Thursday Week 3
6PM Track Workout
Continuous Complex
50m Build-up
Prisoner Squat (10x) then 50m Build-up
Front Lunge (10x each leg) then 50m Build-up
Side Lunge (10x each leg) then 50m Build-up
Sky Touches (10x) then 50m Build-up
Spinal Breathing (10x) then 50m Build-up
Flamingo w/bounce (10x each leg) then 50m Build-up
Wrestlers Bridges (10x) then 50m Build-up
Superman’s (10x) then 50m Build-up
2x 20-40m High Knees
(monkey shuffle return-switching directions 1/2 way)
Hip Mobility Circuit (10 reps of each)
Straight leg Lift
Side Lift
Inside Lift
Balance Complex: Alternate Arm and Legs (hold each for 2 count)
2x 20-40m A-skips (skipping ½ the way back, then e-z jog remainder)
Dynamic Mobility – Part I (10 reps of each)
Kneeling Complex: Fire Hydrant-Donkey Kicks-Cat Stretch
2x 20-40m C-skips (skipping ½ the way back, then e-z jog remainder)
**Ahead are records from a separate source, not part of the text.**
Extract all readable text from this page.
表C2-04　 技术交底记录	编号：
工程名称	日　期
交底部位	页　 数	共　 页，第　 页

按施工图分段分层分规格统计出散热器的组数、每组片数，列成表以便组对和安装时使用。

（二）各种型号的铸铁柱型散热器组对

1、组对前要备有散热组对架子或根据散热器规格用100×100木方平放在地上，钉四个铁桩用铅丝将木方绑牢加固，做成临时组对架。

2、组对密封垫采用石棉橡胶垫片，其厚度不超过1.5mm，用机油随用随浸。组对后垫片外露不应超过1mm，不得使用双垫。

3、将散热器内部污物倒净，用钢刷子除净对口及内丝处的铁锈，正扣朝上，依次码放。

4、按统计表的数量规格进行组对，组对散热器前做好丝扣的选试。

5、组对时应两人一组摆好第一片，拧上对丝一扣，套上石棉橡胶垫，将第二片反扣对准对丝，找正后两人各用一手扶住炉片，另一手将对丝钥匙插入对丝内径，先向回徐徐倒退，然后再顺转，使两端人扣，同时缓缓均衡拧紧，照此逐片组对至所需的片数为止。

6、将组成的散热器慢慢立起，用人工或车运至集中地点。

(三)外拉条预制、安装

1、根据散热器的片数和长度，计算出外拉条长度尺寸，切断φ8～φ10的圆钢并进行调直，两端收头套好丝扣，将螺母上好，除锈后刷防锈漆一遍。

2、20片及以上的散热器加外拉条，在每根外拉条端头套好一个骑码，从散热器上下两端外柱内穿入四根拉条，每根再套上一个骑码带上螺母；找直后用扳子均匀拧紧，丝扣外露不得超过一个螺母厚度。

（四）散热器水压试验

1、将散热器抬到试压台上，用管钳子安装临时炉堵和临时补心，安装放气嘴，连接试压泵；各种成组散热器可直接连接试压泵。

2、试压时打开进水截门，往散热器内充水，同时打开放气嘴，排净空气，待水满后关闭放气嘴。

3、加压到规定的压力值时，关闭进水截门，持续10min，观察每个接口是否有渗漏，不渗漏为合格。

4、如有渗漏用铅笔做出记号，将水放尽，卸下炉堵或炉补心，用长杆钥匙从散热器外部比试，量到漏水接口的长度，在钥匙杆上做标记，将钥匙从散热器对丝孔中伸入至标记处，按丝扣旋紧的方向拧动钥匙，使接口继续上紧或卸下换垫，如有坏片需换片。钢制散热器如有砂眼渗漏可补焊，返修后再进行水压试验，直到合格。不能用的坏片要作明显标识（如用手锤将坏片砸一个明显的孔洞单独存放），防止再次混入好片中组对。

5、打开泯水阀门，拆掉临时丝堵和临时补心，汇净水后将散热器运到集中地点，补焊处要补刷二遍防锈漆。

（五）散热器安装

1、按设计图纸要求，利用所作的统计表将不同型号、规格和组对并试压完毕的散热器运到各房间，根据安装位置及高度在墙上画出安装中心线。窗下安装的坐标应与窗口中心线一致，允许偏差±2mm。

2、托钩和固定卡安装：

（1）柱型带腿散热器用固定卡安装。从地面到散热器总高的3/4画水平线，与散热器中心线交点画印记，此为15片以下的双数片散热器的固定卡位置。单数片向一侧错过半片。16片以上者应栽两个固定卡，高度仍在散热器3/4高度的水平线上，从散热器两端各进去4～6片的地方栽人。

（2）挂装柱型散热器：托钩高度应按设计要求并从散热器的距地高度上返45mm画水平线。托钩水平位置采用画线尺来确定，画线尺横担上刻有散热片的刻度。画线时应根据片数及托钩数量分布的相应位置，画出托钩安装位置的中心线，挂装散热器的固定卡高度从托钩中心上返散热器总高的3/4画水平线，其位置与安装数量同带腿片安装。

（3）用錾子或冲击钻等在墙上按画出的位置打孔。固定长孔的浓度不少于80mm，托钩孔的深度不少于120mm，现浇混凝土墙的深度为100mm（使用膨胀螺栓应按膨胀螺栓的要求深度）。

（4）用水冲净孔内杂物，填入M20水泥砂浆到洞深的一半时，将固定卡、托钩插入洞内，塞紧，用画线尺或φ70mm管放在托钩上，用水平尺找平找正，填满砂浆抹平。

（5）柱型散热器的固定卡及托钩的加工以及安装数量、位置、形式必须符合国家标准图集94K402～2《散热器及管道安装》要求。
Dynamic Mobility – Part II (10 reps of each)
Circles Complex: Head-Arms-Trunk-Hip-Ankles
Track Complex: Scorpions Front &Back-Active Butterflies, Hurdle Seat Change
2x 20-40m Rotary Runs (skipping ½ the way back, then walk back)
Dynamic Mobility – Part III (10 reps of each)
Inverted Complex: Bicycle-Horizontal Scissors-Long Scissors-
Hurdle Rocker
Leg Swing Complex: Side to Side-Front to Back -Trail Leg Windmills Front & Back
2x 20-40m Alternate leg fast leg (walk back)
Build-Ups (walk back after each- working on perfect form)
50m @ 80% - knee/hip lift
50m @ 80% - arm/shoulder action
50m @ 85 % - step over ankles
Friday Week 3
330PM Track
Long Warmup
7x100m Hill Sprints w/walk back rest
5PM Weightroom
Abs
Lateral Squat 10,8,8 - 65, 75, 80
paired w/ Machine Row 3x10 - 110, 130, 130
Single Leg Romanian Deadlift 3x8 - bodyweight
paired w/ Shoulder Raise Front, Side, Bent 3x10 of each - 5, 5, 5
Bicep Curl 3x10 - 25, 30, 30
paired w/ Tricep Pulldown - 110, 130, 130
Power Press 4x5 - 115, 125, 135, 140
Notes - actually did well on the hill runs, a lot better than last time, I still dont like this shytty hypertrophy training, but what can you do. Also sorry for the poor formatting, sometimes I just copy and paste our workouts.